3-Step Guide: Evaluating a Provider Network for Your Health Benefit Plan

Every bidder for your health plan’s business claims their network of hospitals, doctors, and health services will save you money, but how do you know whether that’s true or just marketing hype when evaluating a provider network?

Evaluating a provider network is essential because your choice of a network can have a huge impact on your health benefit costs. Most organizations that consider a network change are trying to solve one of these problems:

  1. You’re fully-insured and are wondering if moving to a self-funded health plan will save you money.
  2. You’re already self-funded and are wondering if switching networks will save you money.

In either scenario, these three steps in evaluating a provider network will determine how you might save by switching networks.

Step 1:


There can be big differences between networks that impact savings. These differences may include:

  • Geographic coverage. This includes the territory covered, but also the type of providers available in specific communities; the network might have doctors but not hospitals, for example.
  • In-network providers. The geographic area covered by the network could be very large, but might only contain providers from a single health system.
  • Contracting philosophy. A network may emphasize inflation controls and pay for performance – aiming for high-value care, or the network may focus solely on discounts.
  • Negotiated discounts. A network might have a high discount rate with some rarely used providers but offer less savings with other providers who deliver the most care for your covered lives.

Comparing and contrasting elements when evaluating a provider network will help you find the best choice based on your health plan goals.

Step 2:


Some networks produce “disruption reports” that emphasize scenarios where they come out on top, but that approach is unlikely to produce cost projections that translate into real-time savings. Your goal should be to compare networks in a way that shows where they differ and what that means to you in health plan dollars.

Using the “gold standard” process when evaluating a network provider is likely to produce results. Here’s how it works:

  1. The employer provides 12 months of claims data which shows how they actually used care – meaning what types of care were used, and which doctors, hospitals, and health systems provided that care.
  2. The employer’s submitted claims are sorted by each in-network provider based on each provider’s tax identification number.
  3. Each network provides a database of six months of actual claims, which are also sorted by each in-network provider based on the provider’s tax identification number. These claims show the actual savings produced by the discounts included in contracts for health care services.
  4. The employer’s data is analyzed based on the network’s aggregated savings. This will project what savings can be expected based on covered lives’ actual use of services.
  5. The combined results reveal the value of each network’s agreements with providers. The results should show both the overall discount achieved by the network and the dollars that the employer can expect to save, based on the submitted claims.


View the "Gold Standard" for Evaluating a Provider Network

Gold Standard Processing for Evaluating a Provider Network

What’s A Provider Disruption Report?

A Provider Disruption Report shows how switching networks will impact your bottom line. Also know as a “claims repricing report,” it should explore:

  • How a network change will impact covered employees and family members based on their current use of doctors, hospitals, and other health services.
  • Which health systems are in-network and out-of-network.
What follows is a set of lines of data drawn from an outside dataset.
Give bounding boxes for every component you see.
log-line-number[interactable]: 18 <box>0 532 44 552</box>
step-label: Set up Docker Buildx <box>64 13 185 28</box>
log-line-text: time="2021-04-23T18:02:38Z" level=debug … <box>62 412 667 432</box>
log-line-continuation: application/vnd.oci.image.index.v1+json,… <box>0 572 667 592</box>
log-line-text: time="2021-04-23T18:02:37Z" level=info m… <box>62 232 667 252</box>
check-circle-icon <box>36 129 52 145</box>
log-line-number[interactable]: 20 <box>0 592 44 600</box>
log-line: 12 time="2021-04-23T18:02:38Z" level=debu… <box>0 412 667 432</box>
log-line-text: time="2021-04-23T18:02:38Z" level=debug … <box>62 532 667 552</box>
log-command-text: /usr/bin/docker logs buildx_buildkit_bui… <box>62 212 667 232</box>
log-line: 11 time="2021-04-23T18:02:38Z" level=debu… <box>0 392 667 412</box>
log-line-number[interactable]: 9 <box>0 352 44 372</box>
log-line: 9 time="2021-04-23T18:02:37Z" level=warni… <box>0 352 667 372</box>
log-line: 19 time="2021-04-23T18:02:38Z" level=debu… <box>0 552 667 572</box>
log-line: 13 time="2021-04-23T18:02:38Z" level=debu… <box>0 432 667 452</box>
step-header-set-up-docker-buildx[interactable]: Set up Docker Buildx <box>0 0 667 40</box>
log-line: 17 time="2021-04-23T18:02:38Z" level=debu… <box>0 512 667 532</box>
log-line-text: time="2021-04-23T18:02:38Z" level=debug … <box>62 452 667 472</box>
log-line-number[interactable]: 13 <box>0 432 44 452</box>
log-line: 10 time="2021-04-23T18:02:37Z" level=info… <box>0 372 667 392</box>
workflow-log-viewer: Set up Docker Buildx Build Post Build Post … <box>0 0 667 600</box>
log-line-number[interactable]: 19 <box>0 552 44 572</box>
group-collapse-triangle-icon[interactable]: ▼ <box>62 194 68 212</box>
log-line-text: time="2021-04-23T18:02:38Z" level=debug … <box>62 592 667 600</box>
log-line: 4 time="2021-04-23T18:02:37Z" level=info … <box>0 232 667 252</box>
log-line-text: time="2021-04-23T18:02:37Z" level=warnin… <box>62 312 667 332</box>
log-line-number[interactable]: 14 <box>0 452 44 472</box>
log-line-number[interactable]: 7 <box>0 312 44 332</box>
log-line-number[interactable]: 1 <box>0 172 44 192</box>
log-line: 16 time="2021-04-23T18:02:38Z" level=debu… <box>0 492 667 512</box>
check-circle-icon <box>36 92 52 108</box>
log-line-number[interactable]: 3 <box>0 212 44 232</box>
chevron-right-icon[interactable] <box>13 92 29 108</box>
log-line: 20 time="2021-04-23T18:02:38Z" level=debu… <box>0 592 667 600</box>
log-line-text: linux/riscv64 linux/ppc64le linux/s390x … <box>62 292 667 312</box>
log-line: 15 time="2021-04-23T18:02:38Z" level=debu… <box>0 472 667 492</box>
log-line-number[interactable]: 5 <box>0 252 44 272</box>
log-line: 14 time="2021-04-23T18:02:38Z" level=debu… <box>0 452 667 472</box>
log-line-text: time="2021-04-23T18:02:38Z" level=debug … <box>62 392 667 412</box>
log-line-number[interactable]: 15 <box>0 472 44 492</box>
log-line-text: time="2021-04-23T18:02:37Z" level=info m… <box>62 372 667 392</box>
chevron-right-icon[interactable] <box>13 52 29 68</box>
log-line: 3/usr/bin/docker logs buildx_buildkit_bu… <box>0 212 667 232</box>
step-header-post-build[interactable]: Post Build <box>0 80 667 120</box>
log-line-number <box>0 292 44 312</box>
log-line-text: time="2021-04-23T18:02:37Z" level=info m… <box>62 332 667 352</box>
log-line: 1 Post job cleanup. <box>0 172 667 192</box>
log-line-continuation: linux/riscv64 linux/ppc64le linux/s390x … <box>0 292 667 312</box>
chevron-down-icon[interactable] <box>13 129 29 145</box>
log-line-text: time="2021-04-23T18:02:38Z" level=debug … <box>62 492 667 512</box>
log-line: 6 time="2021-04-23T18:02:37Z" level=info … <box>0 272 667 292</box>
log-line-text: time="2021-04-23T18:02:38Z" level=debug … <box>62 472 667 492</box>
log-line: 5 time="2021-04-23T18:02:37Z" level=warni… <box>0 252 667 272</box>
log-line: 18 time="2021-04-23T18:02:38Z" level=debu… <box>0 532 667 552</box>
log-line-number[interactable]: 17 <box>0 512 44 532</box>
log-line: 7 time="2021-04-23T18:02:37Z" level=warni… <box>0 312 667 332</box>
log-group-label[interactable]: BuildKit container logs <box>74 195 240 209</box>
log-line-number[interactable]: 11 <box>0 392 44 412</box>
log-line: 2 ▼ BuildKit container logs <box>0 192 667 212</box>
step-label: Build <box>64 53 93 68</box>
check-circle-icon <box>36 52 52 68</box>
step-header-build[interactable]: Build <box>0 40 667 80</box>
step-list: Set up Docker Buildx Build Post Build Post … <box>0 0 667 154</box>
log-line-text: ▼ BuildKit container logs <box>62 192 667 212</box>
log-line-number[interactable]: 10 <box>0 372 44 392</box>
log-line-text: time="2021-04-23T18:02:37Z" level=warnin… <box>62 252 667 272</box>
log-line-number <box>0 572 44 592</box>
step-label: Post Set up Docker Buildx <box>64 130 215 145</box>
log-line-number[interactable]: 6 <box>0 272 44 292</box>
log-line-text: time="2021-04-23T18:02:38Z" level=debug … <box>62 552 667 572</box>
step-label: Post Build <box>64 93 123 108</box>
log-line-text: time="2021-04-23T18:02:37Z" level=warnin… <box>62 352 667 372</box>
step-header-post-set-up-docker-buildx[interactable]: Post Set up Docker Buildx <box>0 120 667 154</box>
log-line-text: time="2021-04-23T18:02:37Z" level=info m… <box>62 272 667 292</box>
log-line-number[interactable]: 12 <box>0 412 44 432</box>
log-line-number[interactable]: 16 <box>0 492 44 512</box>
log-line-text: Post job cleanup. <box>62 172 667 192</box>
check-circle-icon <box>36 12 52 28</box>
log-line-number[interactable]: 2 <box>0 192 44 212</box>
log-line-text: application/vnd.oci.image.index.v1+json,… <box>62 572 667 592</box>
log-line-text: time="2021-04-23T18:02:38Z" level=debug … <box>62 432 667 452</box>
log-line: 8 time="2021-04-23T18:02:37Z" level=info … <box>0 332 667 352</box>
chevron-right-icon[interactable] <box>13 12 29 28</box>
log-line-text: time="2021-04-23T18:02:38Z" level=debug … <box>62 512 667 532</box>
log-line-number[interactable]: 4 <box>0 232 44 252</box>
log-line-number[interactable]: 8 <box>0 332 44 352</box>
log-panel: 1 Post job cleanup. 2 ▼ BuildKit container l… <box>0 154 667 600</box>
The savings and discounts that will result from switching networks. Because methods of calculating savings and discounts will differ, it’s important to use the gold standard process to obtain an “apples-to-apples” projection.

Step 3:


Networks often submit reports that contain big differences in projected savings and discounts. This is more likely to occur when a network uses a “proprietary” disruption report process that favors its own network.

Asking these questions can reveal vital differences between networks and their savings projections.

  1. How are discounts calculated? Check the process against the gold standard.
  2. Does the discount evaluation use billed charges or paid charges? The network discount delivered by the network’s provider contract should remain the same either way; however, using billed charges will result in lower projected total savings than using the paid amount.
  3. Is the impact of your plan design included in the savings projections? Your plan’s excluded services and patient co-pays and co-insurance will greatly impact your total charges. That’s why your plan design should always be figured into savings estimates – when it’s not, network savings are likely to appear artificially high.
  4. Did the evaluation use the average area discount or a specific discount for a specific provider? Using specific discounts with specific providers is always best. Savings should be calculated based on the doctors, hospitals, and health services that your employees and family members are actually using. Some networks will instead use an average that includes their “best” savings or discount rates, even when they are not relevant based on actual usage or geography. Again, this could result in an artificially high savings estimate.